Der preußische Hofmaler Adolf Menzel malte alle seine großflächigen Ölgemälde mit der rechten Hand, während er beim Zeichnen und Radieren stets mit der linken Hand arbeitete. Eindeutig zu bestimmen, ob Menzel nun Rechts-, Links- oder gar Beidhänder war, ist heute nicht mehr möglich. Um herauszufinden, mit welcher Hand jemand seine Zähne putzt, Nägel in die Wand schlägt oder Brot schneidet, war man bisher bei allen Untersuchungen und Tests auf die Mitarbeit und Ehrlichkeit der Testpersonen angewiesen. Auf die kann man sich aber im Zweifelsfall nicht verlassen, wie Professor Straschill aus eigener Erfahrung als Gutachter vor Gericht in der Zeit der Kreuzberger Kravalle weiß. Die Verhandlungen gegen angeklagte Steinewerfer liefen immer nach dem gleichen Schema ab, erzählt Professor Straschill. "Antwortete der Zeuge auf die Frage des Richters, mit welcher Hand der Angeklagte geworfen habe, 'rechts', dann behauptete der Beschuldigte, daß er Linkshänder sei - und umgekehrt."

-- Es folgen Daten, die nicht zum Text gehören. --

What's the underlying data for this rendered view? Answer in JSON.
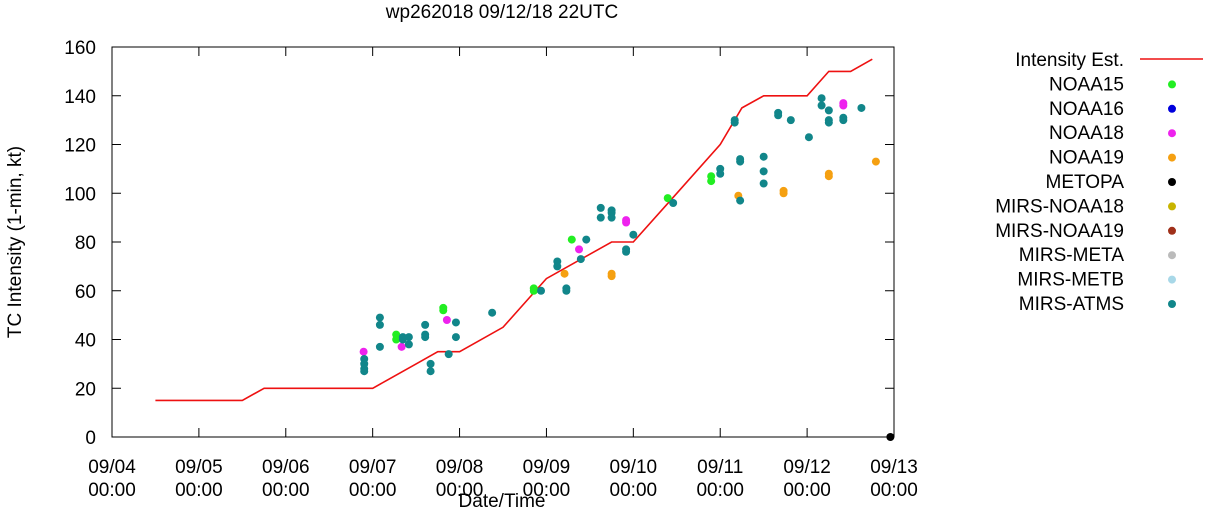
{
  "chart_data": {
    "type": "scatter",
    "title": "wp262018 09/12/18 22UTC",
    "xlabel": "Date/Time",
    "ylabel": "TC Intensity (1-min, kt)",
    "ylim": [
      0,
      160
    ],
    "yticks": [
      0,
      20,
      40,
      60,
      80,
      100,
      120,
      140,
      160
    ],
    "xlim": [
      "2018-09-04 00:00",
      "2018-09-13 00:00"
    ],
    "xticks": [
      {
        "value": "2018-09-04 00:00",
        "line1": "09/04",
        "line2": "00:00"
      },
      {
        "value": "2018-09-05 00:00",
        "line1": "09/05",
        "line2": "00:00"
      },
      {
        "value": "2018-09-06 00:00",
        "line1": "09/06",
        "line2": "00:00"
      },
      {
        "value": "2018-09-07 00:00",
        "line1": "09/07",
        "line2": "00:00"
      },
      {
        "value": "2018-09-08 00:00",
        "line1": "09/08",
        "line2": "00:00"
      },
      {
        "value": "2018-09-09 00:00",
        "line1": "09/09",
        "line2": "00:00"
      },
      {
        "value": "2018-09-10 00:00",
        "line1": "09/10",
        "line2": "00:00"
      },
      {
        "value": "2018-09-11 00:00",
        "line1": "09/11",
        "line2": "00:00"
      },
      {
        "value": "2018-09-12 00:00",
        "line1": "09/12",
        "line2": "00:00"
      },
      {
        "value": "2018-09-13 00:00",
        "line1": "09/13",
        "line2": "00:00"
      }
    ],
    "grid": false,
    "legend_position": "right",
    "legend": [
      {
        "name": "Intensity Est.",
        "marker": "line",
        "color": "#ee1111"
      },
      {
        "name": "NOAA15",
        "marker": "point",
        "color": "#22ee22"
      },
      {
        "name": "NOAA16",
        "marker": "point",
        "color": "#0000dd"
      },
      {
        "name": "NOAA18",
        "marker": "point",
        "color": "#ee22ee"
      },
      {
        "name": "NOAA19",
        "marker": "point",
        "color": "#f5a011"
      },
      {
        "name": "METOPA",
        "marker": "point",
        "color": "#000000"
      },
      {
        "name": "MIRS-NOAA18",
        "marker": "point",
        "color": "#c8b400"
      },
      {
        "name": "MIRS-NOAA19",
        "marker": "point",
        "color": "#a0301a"
      },
      {
        "name": "MIRS-META",
        "marker": "point",
        "color": "#bbbbbb"
      },
      {
        "name": "MIRS-METB",
        "marker": "point",
        "color": "#a8d8e8"
      },
      {
        "name": "MIRS-ATMS",
        "marker": "point",
        "color": "#11868a"
      }
    ],
    "series": [
      {
        "name": "Intensity Est.",
        "kind": "line",
        "color": "#ee1111",
        "points": [
          [
            "2018-09-04 12:00",
            15
          ],
          [
            "2018-09-05 12:00",
            15
          ],
          [
            "2018-09-05 18:00",
            20
          ],
          [
            "2018-09-07 00:00",
            20
          ],
          [
            "2018-09-07 12:00",
            30
          ],
          [
            "2018-09-07 18:00",
            35
          ],
          [
            "2018-09-08 00:00",
            35
          ],
          [
            "2018-09-08 12:00",
            45
          ],
          [
            "2018-09-09 00:00",
            65
          ],
          [
            "2018-09-09 12:00",
            75
          ],
          [
            "2018-09-09 18:00",
            80
          ],
          [
            "2018-09-10 00:00",
            80
          ],
          [
            "2018-09-10 12:00",
            100
          ],
          [
            "2018-09-11 00:00",
            120
          ],
          [
            "2018-09-11 06:00",
            135
          ],
          [
            "2018-09-11 12:00",
            140
          ],
          [
            "2018-09-12 00:00",
            140
          ],
          [
            "2018-09-12 06:00",
            150
          ],
          [
            "2018-09-12 12:00",
            150
          ],
          [
            "2018-09-12 18:00",
            155
          ]
        ]
      },
      {
        "name": "NOAA15",
        "kind": "scatter",
        "color": "#22ee22",
        "points": [
          [
            "2018-09-07 06:30",
            42
          ],
          [
            "2018-09-07 06:30",
            40
          ],
          [
            "2018-09-07 19:30",
            53
          ],
          [
            "2018-09-07 19:30",
            52
          ],
          [
            "2018-09-08 20:30",
            61
          ],
          [
            "2018-09-08 20:30",
            60
          ],
          [
            "2018-09-09 07:00",
            81
          ],
          [
            "2018-09-10 09:30",
            98
          ],
          [
            "2018-09-10 21:30",
            107
          ],
          [
            "2018-09-10 21:30",
            105
          ]
        ]
      },
      {
        "name": "NOAA16",
        "kind": "scatter",
        "color": "#0000dd",
        "points": []
      },
      {
        "name": "NOAA18",
        "kind": "scatter",
        "color": "#ee22ee",
        "points": [
          [
            "2018-09-06 21:30",
            35
          ],
          [
            "2018-09-07 08:00",
            37
          ],
          [
            "2018-09-07 20:30",
            48
          ],
          [
            "2018-09-09 09:00",
            77
          ],
          [
            "2018-09-09 22:00",
            89
          ],
          [
            "2018-09-09 22:00",
            88
          ],
          [
            "2018-09-12 10:00",
            137
          ],
          [
            "2018-09-12 10:00",
            136
          ]
        ]
      },
      {
        "name": "NOAA19",
        "kind": "scatter",
        "color": "#f5a011",
        "points": [
          [
            "2018-09-09 05:00",
            67
          ],
          [
            "2018-09-09 18:00",
            67
          ],
          [
            "2018-09-09 18:00",
            66
          ],
          [
            "2018-09-11 05:00",
            99
          ],
          [
            "2018-09-11 17:30",
            101
          ],
          [
            "2018-09-11 17:30",
            100
          ],
          [
            "2018-09-12 06:00",
            108
          ],
          [
            "2018-09-12 06:00",
            107
          ],
          [
            "2018-09-12 19:00",
            113
          ]
        ]
      },
      {
        "name": "METOPA",
        "kind": "scatter",
        "color": "#000000",
        "points": [
          [
            "2018-09-12 23:00",
            0
          ]
        ]
      },
      {
        "name": "MIRS-NOAA18",
        "kind": "scatter",
        "color": "#c8b400",
        "points": []
      },
      {
        "name": "MIRS-NOAA19",
        "kind": "scatter",
        "color": "#a0301a",
        "points": []
      },
      {
        "name": "MIRS-META",
        "kind": "scatter",
        "color": "#bbbbbb",
        "points": []
      },
      {
        "name": "MIRS-METB",
        "kind": "scatter",
        "color": "#a8d8e8",
        "points": []
      },
      {
        "name": "MIRS-ATMS",
        "kind": "scatter",
        "color": "#11868a",
        "points": [
          [
            "2018-09-06 21:40",
            32
          ],
          [
            "2018-09-06 21:40",
            30
          ],
          [
            "2018-09-06 21:40",
            28
          ],
          [
            "2018-09-06 21:40",
            27
          ],
          [
            "2018-09-07 02:00",
            49
          ],
          [
            "2018-09-07 02:00",
            46
          ],
          [
            "2018-09-07 02:00",
            37
          ],
          [
            "2018-09-07 08:20",
            41
          ],
          [
            "2018-09-07 08:20",
            40
          ],
          [
            "2018-09-07 10:00",
            41
          ],
          [
            "2018-09-07 10:00",
            38
          ],
          [
            "2018-09-07 14:30",
            46
          ],
          [
            "2018-09-07 14:30",
            42
          ],
          [
            "2018-09-07 14:30",
            41
          ],
          [
            "2018-09-07 16:00",
            30
          ],
          [
            "2018-09-07 16:00",
            27
          ],
          [
            "2018-09-07 21:00",
            34
          ],
          [
            "2018-09-07 23:00",
            47
          ],
          [
            "2018-09-07 23:00",
            41
          ],
          [
            "2018-09-08 09:00",
            51
          ],
          [
            "2018-09-08 22:30",
            60
          ],
          [
            "2018-09-09 03:00",
            72
          ],
          [
            "2018-09-09 03:00",
            70
          ],
          [
            "2018-09-09 05:30",
            61
          ],
          [
            "2018-09-09 05:30",
            60
          ],
          [
            "2018-09-09 09:30",
            73
          ],
          [
            "2018-09-09 11:00",
            81
          ],
          [
            "2018-09-09 15:00",
            94
          ],
          [
            "2018-09-09 15:00",
            90
          ],
          [
            "2018-09-09 18:00",
            93
          ],
          [
            "2018-09-09 18:00",
            92
          ],
          [
            "2018-09-09 18:00",
            90
          ],
          [
            "2018-09-09 22:00",
            77
          ],
          [
            "2018-09-09 22:00",
            76
          ],
          [
            "2018-09-10 00:00",
            83
          ],
          [
            "2018-09-10 11:00",
            96
          ],
          [
            "2018-09-11 00:00",
            110
          ],
          [
            "2018-09-11 00:00",
            108
          ],
          [
            "2018-09-11 04:00",
            130
          ],
          [
            "2018-09-11 04:00",
            129
          ],
          [
            "2018-09-11 05:30",
            114
          ],
          [
            "2018-09-11 05:30",
            113
          ],
          [
            "2018-09-11 05:30",
            97
          ],
          [
            "2018-09-11 12:00",
            115
          ],
          [
            "2018-09-11 12:00",
            109
          ],
          [
            "2018-09-11 12:00",
            104
          ],
          [
            "2018-09-11 16:00",
            133
          ],
          [
            "2018-09-11 16:00",
            132
          ],
          [
            "2018-09-11 19:30",
            130
          ],
          [
            "2018-09-12 00:30",
            123
          ],
          [
            "2018-09-12 04:00",
            139
          ],
          [
            "2018-09-12 04:00",
            136
          ],
          [
            "2018-09-12 06:00",
            134
          ],
          [
            "2018-09-12 06:00",
            130
          ],
          [
            "2018-09-12 06:00",
            129
          ],
          [
            "2018-09-12 10:00",
            131
          ],
          [
            "2018-09-12 10:00",
            130
          ],
          [
            "2018-09-12 15:00",
            135
          ]
        ]
      }
    ]
  }
}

Als Gutachter bei diesen Prozessen war es für Professor Straschill schwierig, die Wahrheit herauszufinden, da sich die Angeklagten bei seinen Tests in der Regel nicht besonders kooperativ verhielten. Seit diesen "frustrierenden" Erfahrungen war sein Interesse groß, nach objektiven, nicht beeinflußbaren Methoden zur Bestimmung von Händigkeit zu suchen. Als er dann vor einigen Jahren las, daß man bei Messungen elektrischer Ströme an den Fingerkuppen festgestellt habe, daß die Aktionspotentiale bei den meisten Menschen an der linken Hand größer seien als an der rechten, kam Professor Straschill auf die Idee zu untersuchen, ob zwischen diesen Meßergebnissen und dem bevorzugten Gebrauch einer Hand ein Zusammenhang bestehen könnte.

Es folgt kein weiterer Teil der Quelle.